E para tal o que importa afinal é subverter. Há algumas semanas li em Paris uma notícia no Figaro que não creio ter sido divulgada em Portugal e que me fascinou. No Guggenheim de Bilbau, durante uma exposição, um grupo de pessoas dependurou um quadro pirata chamado “Turbillon d’amour”, pretensamente doado pelo mecenas Annike Barbays, sem ninguém ter dado por nada. Depois filmaram a reacção das pessoas que visitavam a exposição. O lixo lá ficou perfeitamente integrado na exposição e ninguém questionou o que quer que fosse. Mais tarde essas pessoas, que se auto-intitularam um colectivo de intervenção artística Mike Nedo, realizaram uma conferência de imprensa embuçados, onde declararam ter dependurado um quadro-lixo na exposição para contestar a arte e instituições como o Guggenheim. Curiosamente, ou talvez não, a administração do Guggenheim, tão dada a vanguardismos na arte, parece que não gostou nada e reagiu indignada, determinada em identificar os energúmenos que se atreveram a vandalizar a catedral da arte, para os fazer responder por tão monstruoso crime.

Sim o que importa é subverter.

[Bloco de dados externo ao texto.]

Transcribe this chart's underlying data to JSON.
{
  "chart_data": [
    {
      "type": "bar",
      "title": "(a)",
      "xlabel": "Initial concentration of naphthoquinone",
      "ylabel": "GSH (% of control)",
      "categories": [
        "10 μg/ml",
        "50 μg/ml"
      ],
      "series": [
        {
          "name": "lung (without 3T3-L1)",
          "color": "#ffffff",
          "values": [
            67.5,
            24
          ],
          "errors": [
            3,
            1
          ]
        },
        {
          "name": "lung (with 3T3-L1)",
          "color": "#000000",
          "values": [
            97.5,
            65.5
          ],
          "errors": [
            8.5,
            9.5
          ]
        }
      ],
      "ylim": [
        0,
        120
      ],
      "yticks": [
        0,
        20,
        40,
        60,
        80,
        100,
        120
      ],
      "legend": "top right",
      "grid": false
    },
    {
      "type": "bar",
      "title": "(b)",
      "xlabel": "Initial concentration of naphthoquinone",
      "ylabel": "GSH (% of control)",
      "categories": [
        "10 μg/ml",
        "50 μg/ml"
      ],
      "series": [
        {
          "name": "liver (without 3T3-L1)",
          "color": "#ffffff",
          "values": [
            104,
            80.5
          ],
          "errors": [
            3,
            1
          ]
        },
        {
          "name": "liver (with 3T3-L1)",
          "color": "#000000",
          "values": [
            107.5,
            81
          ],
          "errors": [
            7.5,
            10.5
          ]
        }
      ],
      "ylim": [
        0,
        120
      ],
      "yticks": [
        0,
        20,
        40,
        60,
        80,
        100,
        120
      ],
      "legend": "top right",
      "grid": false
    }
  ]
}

Se eu pudesse influenciar um desses senhores cinzentos com acesso aos tais cartões de artista, proporia um cartão de membro honorário a cada um dos elementos do Mike Nedo.

Afinal o que importa é desfazer o nó que cada um de nós tem na cabeça e participar de uma forma crítica e se possível activa no processo de criação artística, escolhendo cada um de nós a arte que nos interessa. Vem a propósito uma outra história passada num hospital psiquiátrico. Dois doentes tinham combinado fugir do hospital no dia seguinte e combinado o plano para a fuga. “Se a cancela de segurança estiver baixa, passamos por cima, se estiver alta, passamos por baixo”. No dia seguinte um dos doentes vem acordar de rompante o outro e comunica-lhe que a fuga estava condenada. “ Não podemos fugir, pois desfizeram a cancela!”

Renato Roque, Março 2003

 PS: o que importa é ter havido tipos como o Duchamp, que nos obrigam a questionar as coisas, mesmo quando as respostas não nos satisfazem e parecia ser tão mais fácil não ter chegado a levantar a questão.